Sometimes I wonder what Father God was thinking when He created the different elements, animals and trees, etc. Why did He create the elephant with a long nose, why a giraffe with a long neck? Why is the sky usually blue? Why is snow white? Why are leaves green and the tree trunks brown? Why does rain tree spread its branches whereas the willow hang down and sway? Why do colours of the rainbow add up to become white? Science can tell me all the above but it can hardly explain to me why. Is anything in creation superfluous?

I have learnt in church that nothing in the bible is superfluous, every single word is there for a purpose. When God is the Master Architect for the Tabernacle of Moses, there is no item in the building of the temple that is of no value of significance, every item, every socket, every detail speaks of His great love, expresses a certain symbology. This baffles me a great deal during my training in school to become an architect, and it still does. Perhaps no teacher in school taught me more on the theory of design concept more than the bible!

During my early years in architecture school, I was truly struggling every day, I have no idea what is design concept? All I thought previously was that, so long as one can design something beautiful, isn't that enough? I struggled, because I knew not how to start. I quit, because I realised my inability. I gave up, knowing that I can never design something as beautiful as even a tiny little leaf.

The above was the memory of the past. Recently, a colleague reminded me again, not that he knew of my past, but he brought up something that caused me to ponder a little. He is trained as a landscape architect, and he said everyone can design, can copy from books, can modify what others have produced to become theirs, but there is more to it, there should be more depth, the meaning behind it. Be it the tracing of even as simple as human movement pattern over a patch of grass, to mark the correct circulation path, there is more to design than just simply aesthetic.

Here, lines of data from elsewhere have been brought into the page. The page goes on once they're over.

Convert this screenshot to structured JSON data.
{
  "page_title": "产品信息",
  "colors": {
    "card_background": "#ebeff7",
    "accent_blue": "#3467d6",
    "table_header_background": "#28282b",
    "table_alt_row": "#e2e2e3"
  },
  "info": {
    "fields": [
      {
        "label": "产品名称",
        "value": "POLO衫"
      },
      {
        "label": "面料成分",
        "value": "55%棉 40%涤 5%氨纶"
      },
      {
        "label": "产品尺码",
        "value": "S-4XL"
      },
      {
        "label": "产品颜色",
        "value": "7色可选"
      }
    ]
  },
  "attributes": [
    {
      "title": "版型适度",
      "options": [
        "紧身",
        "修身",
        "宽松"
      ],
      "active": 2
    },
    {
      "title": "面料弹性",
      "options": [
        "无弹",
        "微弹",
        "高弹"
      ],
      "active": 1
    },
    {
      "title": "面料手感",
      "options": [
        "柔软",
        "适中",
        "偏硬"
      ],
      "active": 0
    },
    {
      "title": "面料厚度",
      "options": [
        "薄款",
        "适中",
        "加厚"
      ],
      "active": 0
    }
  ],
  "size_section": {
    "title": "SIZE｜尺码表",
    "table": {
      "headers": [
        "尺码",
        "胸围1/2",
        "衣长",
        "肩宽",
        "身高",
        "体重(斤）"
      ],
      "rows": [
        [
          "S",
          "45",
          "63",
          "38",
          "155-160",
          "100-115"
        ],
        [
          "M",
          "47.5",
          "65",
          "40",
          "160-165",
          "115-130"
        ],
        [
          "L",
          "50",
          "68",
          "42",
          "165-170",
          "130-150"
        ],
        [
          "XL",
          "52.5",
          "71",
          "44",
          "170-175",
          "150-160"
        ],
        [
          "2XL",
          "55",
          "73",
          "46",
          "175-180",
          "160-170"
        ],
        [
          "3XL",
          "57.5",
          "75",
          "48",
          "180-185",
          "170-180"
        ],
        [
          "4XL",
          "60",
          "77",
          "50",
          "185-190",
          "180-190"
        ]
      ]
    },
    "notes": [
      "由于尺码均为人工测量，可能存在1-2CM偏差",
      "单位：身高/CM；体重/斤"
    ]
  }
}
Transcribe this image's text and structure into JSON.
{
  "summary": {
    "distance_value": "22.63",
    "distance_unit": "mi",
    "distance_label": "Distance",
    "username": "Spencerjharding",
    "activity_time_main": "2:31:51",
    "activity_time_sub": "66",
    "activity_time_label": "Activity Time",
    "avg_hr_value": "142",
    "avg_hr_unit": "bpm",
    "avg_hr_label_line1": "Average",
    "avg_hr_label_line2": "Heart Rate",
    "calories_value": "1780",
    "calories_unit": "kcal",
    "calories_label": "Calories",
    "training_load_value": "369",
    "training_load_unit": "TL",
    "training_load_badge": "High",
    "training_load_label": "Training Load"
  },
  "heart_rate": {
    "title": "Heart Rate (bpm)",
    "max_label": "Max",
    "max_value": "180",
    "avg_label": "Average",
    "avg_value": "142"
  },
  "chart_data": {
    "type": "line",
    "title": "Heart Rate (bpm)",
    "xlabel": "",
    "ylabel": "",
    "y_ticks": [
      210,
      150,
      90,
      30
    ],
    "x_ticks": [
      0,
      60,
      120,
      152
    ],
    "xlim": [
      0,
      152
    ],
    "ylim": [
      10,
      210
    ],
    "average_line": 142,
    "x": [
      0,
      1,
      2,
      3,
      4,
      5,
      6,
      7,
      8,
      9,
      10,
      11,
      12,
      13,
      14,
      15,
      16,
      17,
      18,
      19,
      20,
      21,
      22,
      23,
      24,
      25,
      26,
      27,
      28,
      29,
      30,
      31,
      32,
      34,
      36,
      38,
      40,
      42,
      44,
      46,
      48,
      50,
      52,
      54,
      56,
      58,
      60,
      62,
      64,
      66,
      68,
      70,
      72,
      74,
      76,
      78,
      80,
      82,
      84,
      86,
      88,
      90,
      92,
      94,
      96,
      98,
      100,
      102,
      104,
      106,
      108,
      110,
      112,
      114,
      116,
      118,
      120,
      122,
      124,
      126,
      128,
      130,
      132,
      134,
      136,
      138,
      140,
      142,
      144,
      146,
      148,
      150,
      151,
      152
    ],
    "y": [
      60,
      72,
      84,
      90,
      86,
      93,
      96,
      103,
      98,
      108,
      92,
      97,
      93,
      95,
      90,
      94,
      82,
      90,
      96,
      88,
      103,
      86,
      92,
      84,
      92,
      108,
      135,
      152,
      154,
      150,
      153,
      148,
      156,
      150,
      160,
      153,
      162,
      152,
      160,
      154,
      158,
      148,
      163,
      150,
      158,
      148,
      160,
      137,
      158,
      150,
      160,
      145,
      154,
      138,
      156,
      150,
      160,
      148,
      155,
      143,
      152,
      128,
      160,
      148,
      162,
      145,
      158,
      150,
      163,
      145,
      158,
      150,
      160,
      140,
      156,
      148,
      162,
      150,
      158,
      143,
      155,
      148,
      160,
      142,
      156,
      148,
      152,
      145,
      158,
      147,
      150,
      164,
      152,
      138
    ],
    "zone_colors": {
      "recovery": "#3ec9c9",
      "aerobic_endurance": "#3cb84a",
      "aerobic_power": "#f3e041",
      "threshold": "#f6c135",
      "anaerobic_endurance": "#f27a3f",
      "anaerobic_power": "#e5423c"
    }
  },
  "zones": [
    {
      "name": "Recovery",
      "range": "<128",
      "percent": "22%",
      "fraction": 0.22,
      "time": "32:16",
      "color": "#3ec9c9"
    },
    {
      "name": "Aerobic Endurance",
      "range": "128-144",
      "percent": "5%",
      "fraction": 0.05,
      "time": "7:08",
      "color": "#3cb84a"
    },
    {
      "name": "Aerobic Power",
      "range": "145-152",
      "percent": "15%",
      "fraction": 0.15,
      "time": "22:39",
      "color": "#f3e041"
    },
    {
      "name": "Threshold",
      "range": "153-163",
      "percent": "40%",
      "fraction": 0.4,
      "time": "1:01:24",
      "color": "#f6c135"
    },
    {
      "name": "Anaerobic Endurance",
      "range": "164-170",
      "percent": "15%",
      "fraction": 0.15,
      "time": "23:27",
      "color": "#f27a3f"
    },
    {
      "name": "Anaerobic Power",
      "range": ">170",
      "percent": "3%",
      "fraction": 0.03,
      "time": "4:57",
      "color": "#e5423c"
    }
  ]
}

I agreed, fully, totally. I enjoyed the process of "agonising" over forming a meaning or a concept for a design these days. I see design as a mean of expressing another depth, and it is not merely to create something beautiful anymore. I follow the route the bible illustrates, for if my Father God design everything with a meaning, for His beloved ones to explore and discover, I would want to follow His methodology, hopefully my design displays a certain level of thoughts and meaning, for people to explore, to enjoy and to ponder, just a little bit will do... just a little dream. Cheers!